Dataflow with splitting work to small jobs and then group again
You can group the images together by recording whenever an image for a given page arrives and then sending the page on when all images arrived. To figure that out, page needs to know how many images it contains, but I assume you know that.

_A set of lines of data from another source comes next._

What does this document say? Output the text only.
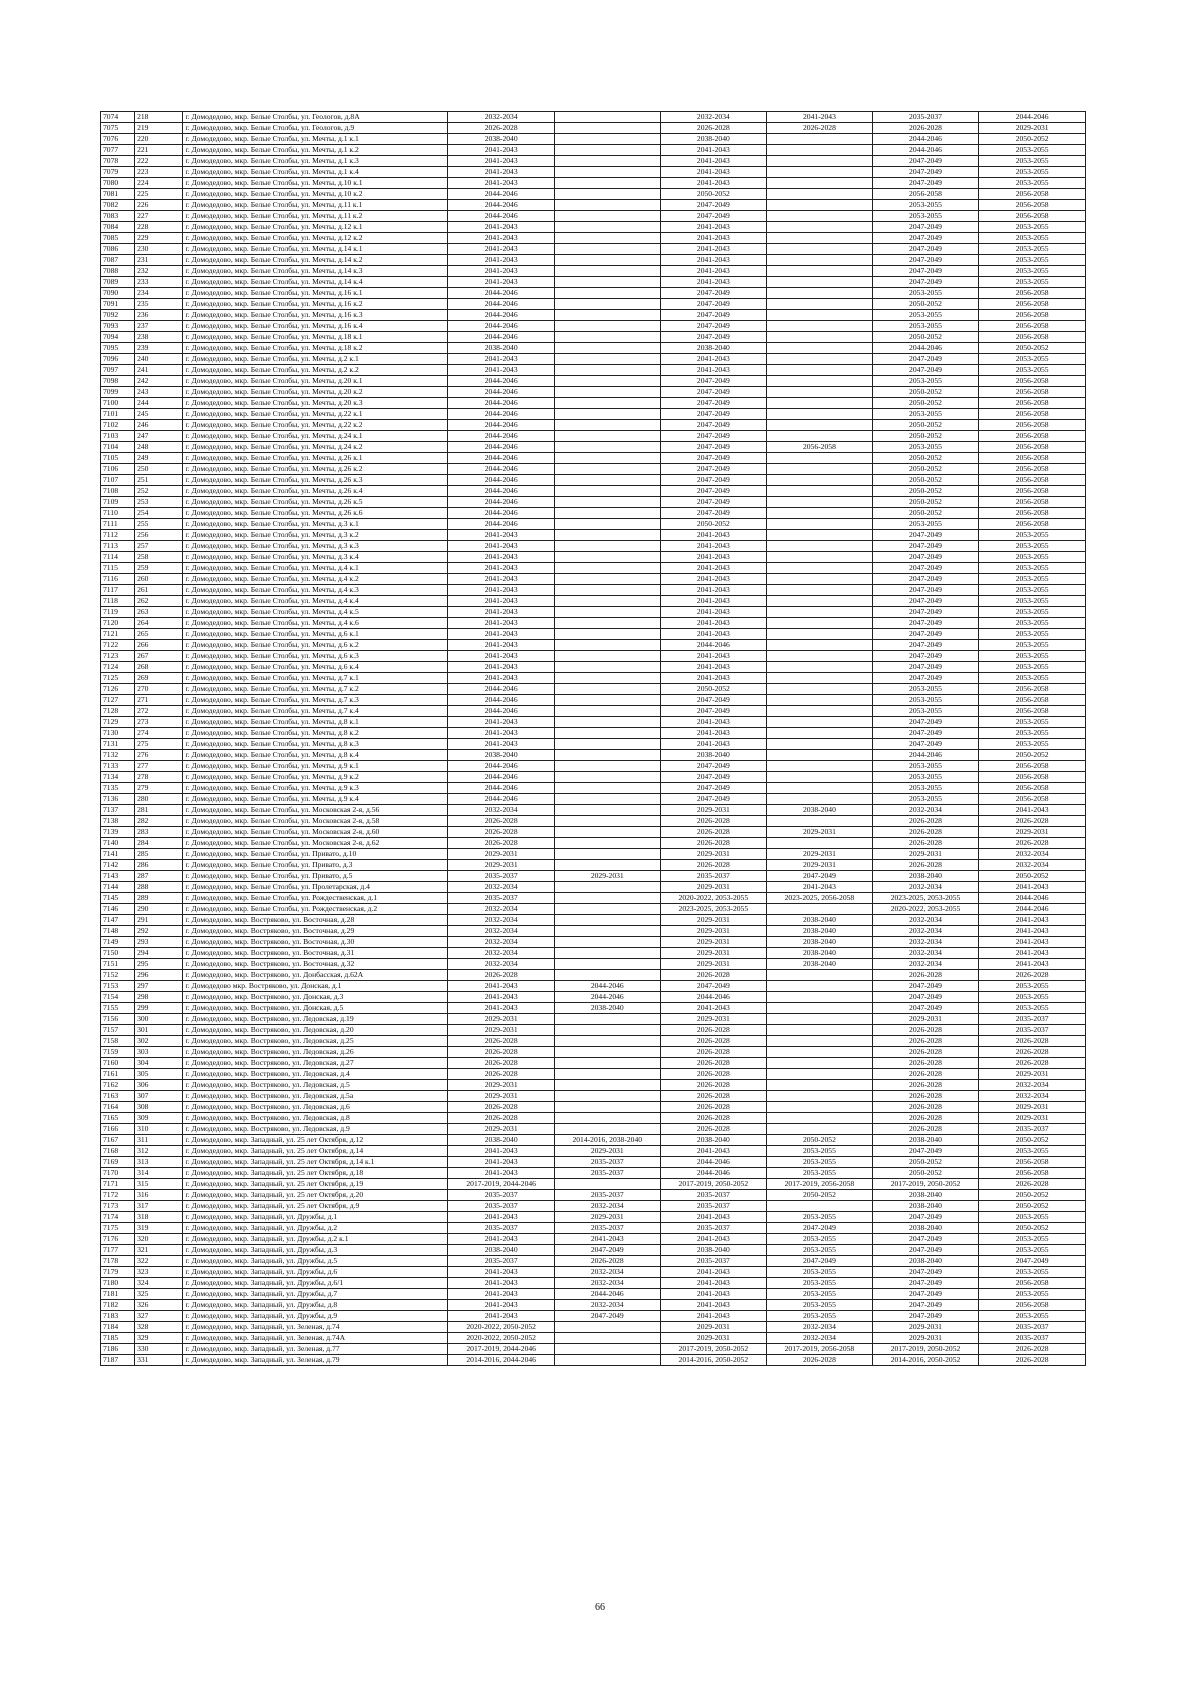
7074	218	г. Домодедово, мкр. Белые Столбы, ул. Геологов, д.8А	2032-2034		2032-2034	2041-2043	2035-2037	2044-2046
7075	219	г. Домодедово, мкр. Белые Столбы, ул. Геологов, д.9	2026-2028		2026-2028	2026-2028	2026-2028	2029-2031
7076	220	г. Домодедово, мкр. Белые Столбы, ул. Мечты, д.1 к.1	2038-2040		2038-2040		2044-2046	2050-2052
7077	221	г. Домодедово, мкр. Белые Столбы, ул. Мечты, д.1 к.2	2041-2043		2041-2043		2044-2046	2053-2055
7078	222	г. Домодедово, мкр. Белые Столбы, ул. Мечты, д.1 к.3	2041-2043		2041-2043		2047-2049	2053-2055
7079	223	г. Домодедово, мкр. Белые Столбы, ул. Мечты, д.1 к.4	2041-2043		2041-2043		2047-2049	2053-2055
7080	224	г. Домодедово, мкр. Белые Столбы, ул. Мечты, д.10 к.1	2041-2043		2041-2043		2047-2049	2053-2055
7081	225	г. Домодедово, мкр. Белые Столбы, ул. Мечты, д.10 к.2	2044-2046		2050-2052		2056-2058	2056-2058
7082	226	г. Домодедово, мкр. Белые Столбы, ул. Мечты, д.11 к.1	2044-2046		2047-2049		2053-2055	2056-2058
7083	227	г. Домодедово, мкр. Белые Столбы, ул. Мечты, д.11 к.2	2044-2046		2047-2049		2053-2055	2056-2058
7084	228	г. Домодедово, мкр. Белые Столбы, ул. Мечты, д.12 к.1	2041-2043		2041-2043		2047-2049	2053-2055
7085	229	г. Домодедово, мкр. Белые Столбы, ул. Мечты, д.12 к.2	2041-2043		2041-2043		2047-2049	2053-2055
7086	230	г. Домодедово, мкр. Белые Столбы, ул. Мечты, д.14 к.1	2041-2043		2041-2043		2047-2049	2053-2055
7087	231	г. Домодедово, мкр. Белые Столбы, ул. Мечты, д.14 к.2	2041-2043		2041-2043		2047-2049	2053-2055
7088	232	г. Домодедово, мкр. Белые Столбы, ул. Мечты, д.14 к.3	2041-2043		2041-2043		2047-2049	2053-2055
7089	233	г. Домодедово, мкр. Белые Столбы, ул. Мечты, д.14 к.4	2041-2043		2041-2043		2047-2049	2053-2055
7090	234	г. Домодедово, мкр. Белые Столбы, ул. Мечты, д.16 к.1	2044-2046		2047-2049		2053-2055	2056-2058
7091	235	г. Домодедово, мкр. Белые Столбы, ул. Мечты, д.16 к.2	2044-2046		2047-2049		2050-2052	2056-2058
7092	236	г. Домодедово, мкр. Белые Столбы, ул. Мечты, д.16 к.3	2044-2046		2047-2049		2053-2055	2056-2058
7093	237	г. Домодедово, мкр. Белые Столбы, ул. Мечты, д.16 к.4	2044-2046		2047-2049		2053-2055	2056-2058
7094	238	г. Домодедово, мкр. Белые Столбы, ул. Мечты, д.18 к.1	2044-2046		2047-2049		2050-2052	2056-2058
7095	239	г. Домодедово, мкр. Белые Столбы, ул. Мечты, д.18 к.2	2038-2040		2038-2040		2044-2046	2050-2052
7096	240	г. Домодедово, мкр. Белые Столбы, ул. Мечты, д.2 к.1	2041-2043		2041-2043		2047-2049	2053-2055
7097	241	г. Домодедово, мкр. Белые Столбы, ул. Мечты, д.2 к.2	2041-2043		2041-2043		2047-2049	2053-2055
7098	242	г. Домодедово, мкр. Белые Столбы, ул. Мечты, д.20 к.1	2044-2046		2047-2049		2053-2055	2056-2058
7099	243	г. Домодедово, мкр. Белые Столбы, ул. Мечты, д.20 к.2	2044-2046		2047-2049		2050-2052	2056-2058
7100	244	г. Домодедово, мкр. Белые Столбы, ул. Мечты, д.20 к.3	2044-2046		2047-2049		2050-2052	2056-2058
7101	245	г. Домодедово, мкр. Белые Столбы, ул. Мечты, д.22 к.1	2044-2046		2047-2049		2053-2055	2056-2058
7102	246	г. Домодедово, мкр. Белые Столбы, ул. Мечты, д.22 к.2	2044-2046		2047-2049		2050-2052	2056-2058
7103	247	г. Домодедово, мкр. Белые Столбы, ул. Мечты, д.24 к.1	2044-2046		2047-2049		2050-2052	2056-2058
7104	248	г. Домодедово, мкр. Белые Столбы, ул. Мечты, д.24 к.2	2044-2046		2047-2049	2056-2058	2053-2055	2056-2058
7105	249	г. Домодедово, мкр. Белые Столбы, ул. Мечты, д.26 к.1	2044-2046		2047-2049		2050-2052	2056-2058
7106	250	г. Домодедово, мкр. Белые Столбы, ул. Мечты, д.26 к.2	2044-2046		2047-2049		2050-2052	2056-2058
7107	251	г. Домодедово, мкр. Белые Столбы, ул. Мечты, д.26 к.3	2044-2046		2047-2049		2050-2052	2056-2058
7108	252	г. Домодедово, мкр. Белые Столбы, ул. Мечты, д.26 к.4	2044-2046		2047-2049		2050-2052	2056-2058
7109	253	г. Домодедово, мкр. Белые Столбы, ул. Мечты, д.26 к.5	2044-2046		2047-2049		2050-2052	2056-2058
7110	254	г. Домодедово, мкр. Белые Столбы, ул. Мечты, д.26 к.6	2044-2046		2047-2049		2050-2052	2056-2058
7111	255	г. Домодедово, мкр. Белые Столбы, ул. Мечты, д.3 к.1	2044-2046		2050-2052		2053-2055	2056-2058
7112	256	г. Домодедово, мкр. Белые Столбы, ул. Мечты, д.3 к.2	2041-2043		2041-2043		2047-2049	2053-2055
7113	257	г. Домодедово, мкр. Белые Столбы, ул. Мечты, д.3 к.3	2041-2043		2041-2043		2047-2049	2053-2055
7114	258	г. Домодедово, мкр. Белые Столбы, ул. Мечты, д.3 к.4	2041-2043		2041-2043		2047-2049	2053-2055
7115	259	г. Домодедово, мкр. Белые Столбы, ул. Мечты, д.4 к.1	2041-2043		2041-2043		2047-2049	2053-2055
7116	260	г. Домодедово, мкр. Белые Столбы, ул. Мечты, д.4 к.2	2041-2043		2041-2043		2047-2049	2053-2055
7117	261	г. Домодедово, мкр. Белые Столбы, ул. Мечты, д.4 к.3	2041-2043		2041-2043		2047-2049	2053-2055
7118	262	г. Домодедово, мкр. Белые Столбы, ул. Мечты, д.4 к.4	2041-2043		2041-2043		2047-2049	2053-2055
7119	263	г. Домодедово, мкр. Белые Столбы, ул. Мечты, д.4 к.5	2041-2043		2041-2043		2047-2049	2053-2055
7120	264	г. Домодедово, мкр. Белые Столбы, ул. Мечты, д.4 к.6	2041-2043		2041-2043		2047-2049	2053-2055
7121	265	г. Домодедово, мкр. Белые Столбы, ул. Мечты, д.6 к.1	2041-2043		2041-2043		2047-2049	2053-2055
7122	266	г. Домодедово, мкр. Белые Столбы, ул. Мечты, д.6 к.2	2041-2043		2044-2046		2047-2049	2053-2055
7123	267	г. Домодедово, мкр. Белые Столбы, ул. Мечты, д.6 к.3	2041-2043		2041-2043		2047-2049	2053-2055
7124	268	г. Домодедово, мкр. Белые Столбы, ул. Мечты, д.6 к.4	2041-2043		2041-2043		2047-2049	2053-2055
7125	269	г. Домодедово, мкр. Белые Столбы, ул. Мечты, д.7 к.1	2041-2043		2041-2043		2047-2049	2053-2055
7126	270	г. Домодедово, мкр. Белые Столбы, ул. Мечты, д.7 к.2	2044-2046		2050-2052		2053-2055	2056-2058
7127	271	г. Домодедово, мкр. Белые Столбы, ул. Мечты, д.7 к.3	2044-2046		2047-2049		2053-2055	2056-2058
7128	272	г. Домодедово, мкр. Белые Столбы, ул. Мечты, д.7 к.4	2044-2046		2047-2049		2053-2055	2056-2058
7129	273	г. Домодедово, мкр. Белые Столбы, ул. Мечты, д.8 к.1	2041-2043		2041-2043		2047-2049	2053-2055
7130	274	г. Домодедово, мкр. Белые Столбы, ул. Мечты, д.8 к.2	2041-2043		2041-2043		2047-2049	2053-2055
7131	275	г. Домодедово, мкр. Белые Столбы, ул. Мечты, д.8 к.3	2041-2043		2041-2043		2047-2049	2053-2055
7132	276	г. Домодедово, мкр. Белые Столбы, ул. Мечты, д.8 к.4	2038-2040		2038-2040		2044-2046	2050-2052
7133	277	г. Домодедово, мкр. Белые Столбы, ул. Мечты, д.9 к.1	2044-2046		2047-2049		2053-2055	2056-2058
7134	278	г. Домодедово, мкр. Белые Столбы, ул. Мечты, д.9 к.2	2044-2046		2047-2049		2053-2055	2056-2058
7135	279	г. Домодедово, мкр. Белые Столбы, ул. Мечты, д.9 к.3	2044-2046		2047-2049		2053-2055	2056-2058
7136	280	г. Домодедово, мкр. Белые Столбы, ул. Мечты, д.9 к.4	2044-2046		2047-2049		2053-2055	2056-2058
7137	281	г. Домодедово, мкр. Белые Столбы, ул. Московская 2-я, д.56	2032-2034		2029-2031	2038-2040	2032-2034	2041-2043
7138	282	г. Домодедово, мкр. Белые Столбы, ул. Московская 2-я, д.58	2026-2028		2026-2028		2026-2028	2026-2028
7139	283	г. Домодедово, мкр. Белые Столбы, ул. Московская 2-я, д.60	2026-2028		2026-2028	2029-2031	2026-2028	2029-2031
7140	284	г. Домодедово, мкр. Белые Столбы, ул. Московская 2-я, д.62	2026-2028		2026-2028		2026-2028	2026-2028
7141	285	г. Домодедово, мкр. Белые Столбы, ул. Привато, д.10	2029-2031		2029-2031	2029-2031	2029-2031	2032-2034
7142	286	г. Домодедово, мкр. Белые Столбы, ул. Привато, д.3	2029-2031		2026-2028	2029-2031	2026-2028	2032-2034
7143	287	г. Домодедово, мкр. Белые Столбы, ул. Привато, д.5	2035-2037	2029-2031	2035-2037	2047-2049	2038-2040	2050-2052
7144	288	г. Домодедово, мкр. Белые Столбы, ул. Пролетарская, д.4	2032-2034		2029-2031	2041-2043	2032-2034	2041-2043
7145	289	г. Домодедово, мкр. Белые Столбы, ул. Рождественская, д.1	2035-2037		2020-2022, 2053-2055	2023-2025, 2056-2058	2023-2025, 2053-2055	2044-2046
7146	290	г. Домодедово, мкр. Белые Столбы, ул. Рождественская, д.2	2032-2034		2023-2025, 2053-2055		2020-2022, 2053-2055	2044-2046
7147	291	г. Домодедово, мкр. Востряково, ул. Восточная, д.28	2032-2034		2029-2031	2038-2040	2032-2034	2041-2043
7148	292	г. Домодедово, мкр. Востряково, ул. Восточная, д.29	2032-2034		2029-2031	2038-2040	2032-2034	2041-2043
7149	293	г. Домодедово, мкр. Востряково, ул. Восточная, д.30	2032-2034		2029-2031	2038-2040	2032-2034	2041-2043
7150	294	г. Домодедово, мкр. Востряково, ул. Восточная, д.31	2032-2034		2029-2031	2038-2040	2032-2034	2041-2043
7151	295	г. Домодедово, мкр. Востряково, ул. Восточная, д.32	2032-2034		2029-2031	2038-2040	2032-2034	2041-2043
7152	296	г. Домодедово, мкр. Востряково, ул. Донбасская, д.62А	2026-2028		2026-2028		2026-2028	2026-2028
7153	297	г. Домодедово мкр. Востряково, ул. Донская, д.1	2041-2043	2044-2046	2047-2049		2047-2049	2053-2055
7154	298	г. Домодедово, мкр. Востряково, ул. Донская, д.3	2041-2043	2044-2046	2044-2046		2047-2049	2053-2055
7155	299	г. Домодедово, мкр. Востряково, ул. Донская, д.5	2041-2043	2038-2040	2041-2043		2047-2049	2053-2055
7156	300	г. Домодедово, мкр. Востряково, ул. Ледовская, д.19	2029-2031		2029-2031		2029-2031	2035-2037
7157	301	г. Домодедово, мкр. Востряково, ул. Ледовская, д.20	2029-2031		2026-2028		2026-2028	2035-2037
7158	302	г. Домодедово, мкр. Востряково, ул. Ледовская, д.25	2026-2028		2026-2028		2026-2028	2026-2028
7159	303	г. Домодедово, мкр. Востряково, ул. Ледовская, д.26	2026-2028		2026-2028		2026-2028	2026-2028
7160	304	г. Домодедово, мкр. Востряково, ул. Ледовская, д.27	2026-2028		2026-2028		2026-2028	2026-2028
7161	305	г. Домодедово, мкр. Востряково, ул. Ледовская, д.4	2026-2028		2026-2028		2026-2028	2029-2031
7162	306	г. Домодедово, мкр. Востряково, ул. Ледовская, д.5	2029-2031		2026-2028		2026-2028	2032-2034
7163	307	г. Домодедово, мкр. Востряково, ул. Ледовская, д.5а	2029-2031		2026-2028		2026-2028	2032-2034
7164	308	г. Домодедово, мкр. Востряково, ул. Ледовская, д.6	2026-2028		2026-2028		2026-2028	2029-2031
7165	309	г. Домодедово, мкр. Востряково, ул. Ледовская, д.8	2026-2028		2026-2028		2026-2028	2029-2031
7166	310	г. Домодедово, мкр. Востряково, ул. Ледовская, д.9	2029-2031		2026-2028		2026-2028	2035-2037
7167	311	г. Домодедово, мкр. Западный, ул. 25 лет Октября, д.12	2038-2040	2014-2016, 2038-2040	2038-2040	2050-2052	2038-2040	2050-2052
7168	312	г. Домодедово, мкр. Западный, ул. 25 лет Октября, д.14	2041-2043	2029-2031	2041-2043	2053-2055	2047-2049	2053-2055
7169	313	г. Домодедово, мкр. Западный, ул. 25 лет Октября, д.14 к.1	2041-2043	2035-2037	2044-2046	2053-2055	2050-2052	2056-2058
7170	314	г. Домодедово, мкр. Западный, ул. 25 лет Октября, д.18	2041-2043	2035-2037	2044-2046	2053-2055	2050-2052	2056-2058
7171	315	г. Домодедово, мкр. Западный, ул. 25 лет Октября, д.19	2017-2019, 2044-2046		2017-2019, 2050-2052	2017-2019, 2056-2058	2017-2019, 2050-2052	2026-2028
7172	316	г. Домодедово, мкр. Западный, ул. 25 лет Октября, д.20	2035-2037	2035-2037	2035-2037	2050-2052	2038-2040	2050-2052
7173	317	г. Домодедово, мкр. Западный, ул. 25 лет Октября, д.9	2035-2037	2032-2034	2035-2037		2038-2040	2050-2052
7174	318	г. Домодедово, мкр. Западный, ул. Дружбы, д.1	2041-2043	2029-2031	2041-2043	2053-2055	2047-2049	2053-2055
7175	319	г. Домодедово, мкр. Западный, ул. Дружбы, д.2	2035-2037	2035-2037	2035-2037	2047-2049	2038-2040	2050-2052
7176	320	г. Домодедово, мкр. Западный, ул. Дружбы, д.2 к.1	2041-2043	2041-2043	2041-2043	2053-2055	2047-2049	2053-2055
7177	321	г. Домодедово, мкр. Западный, ул. Дружбы, д.3	2038-2040	2047-2049	2038-2040	2053-2055	2047-2049	2053-2055
7178	322	г. Домодедово, мкр. Западный, ул. Дружбы, д.5	2035-2037	2026-2028	2035-2037	2047-2049	2038-2040	2047-2049
7179	323	г. Домодедово, мкр. Западный, ул. Дружбы, д.6	2041-2043	2032-2034	2041-2043	2053-2055	2047-2049	2053-2055
7180	324	г. Домодедово, мкр. Западный, ул. Дружбы, д.6/1	2041-2043	2032-2034	2041-2043	2053-2055	2047-2049	2056-2058
7181	325	г. Домодедово, мкр. Западный, ул. Дружбы, д.7	2041-2043	2044-2046	2041-2043	2053-2055	2047-2049	2053-2055
7182	326	г. Домодедово, мкр. Западный, ул. Дружбы, д.8	2041-2043	2032-2034	2041-2043	2053-2055	2047-2049	2056-2058
7183	327	г. Домодедово, мкр. Западный, ул. Дружбы, д.9	2041-2043	2047-2049	2041-2043	2053-2055	2047-2049	2053-2055
7184	328	г. Домодедово, мкр. Западный, ул. Зеленая, д.74	2020-2022, 2050-2052		2029-2031	2032-2034	2029-2031	2035-2037
7185	329	г. Домодедово, мкр. Западный, ул. Зеленая, д.74А	2020-2022, 2050-2052		2029-2031	2032-2034	2029-2031	2035-2037
7186	330	г. Домодедово, мкр. Западный, ул. Зеленая, д.77	2017-2019, 2044-2046		2017-2019, 2050-2052	2017-2019, 2056-2058	2017-2019, 2050-2052	2026-2028
7187	331	г. Домодедово, мкр. Западный, ул. Зеленая, д.79	2014-2016, 2044-2046		2014-2016, 2050-2052	2026-2028	2014-2016, 2050-2052	2026-2028
66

In code, it could look something like this:
public static IPropagatorBlock<TSplit, TMerged>
CreaterMergerBlock<TSplit, TMerged>(
Func<TSplit, TMerged> getMergedFunc, Func<TMerged, int> getSplitCount)
{
var dictionary = new Dictionary<TMerged, int>();
return new TransformManyBlock<TSplit, TMerged>(
split =>
{
var merged = getMergedFunc(split);
int count;
dictionary.TryGetValue(merged, out count);
count++;
if (getSplitCount(merged) == count)
{
dictionary.Remove(merged);
return new[] { merged };
}
dictionary[merged] = count;
return new TMerged[0];
});
}
Usage:
var dataPipe = new BufferBlock<Page>();
var splitter = new TransformManyBlock<Page, ImageWithPage>(
page => page.LoadImages(),
new ExecutionDataflowBlockOptions { MaxDegreeOfParallelism = 8 });
var processImage = new TransformBlock<ImageWithPage, ImageWithPage>(
image =>
{
// process the image here
return image;
}, new ExecutionDataflowBlockOptions { MaxDegreeOfParallelism = 8 });
var merger = CreaterMergerBlock(
(ImageWithPage image) => image.Page, page => page.ImageCount);
var savePage = new ActionBlock<Page>(
page => /* save the page here */,
new ExecutionDataflowBlockOptions { MaxDegreeOfParallelism = 5 });
dataPipe.LinkTo(splitter);
splitter.LinkTo(processImage);
processImage.LinkTo(merger);
merger.LinkTo(savePage);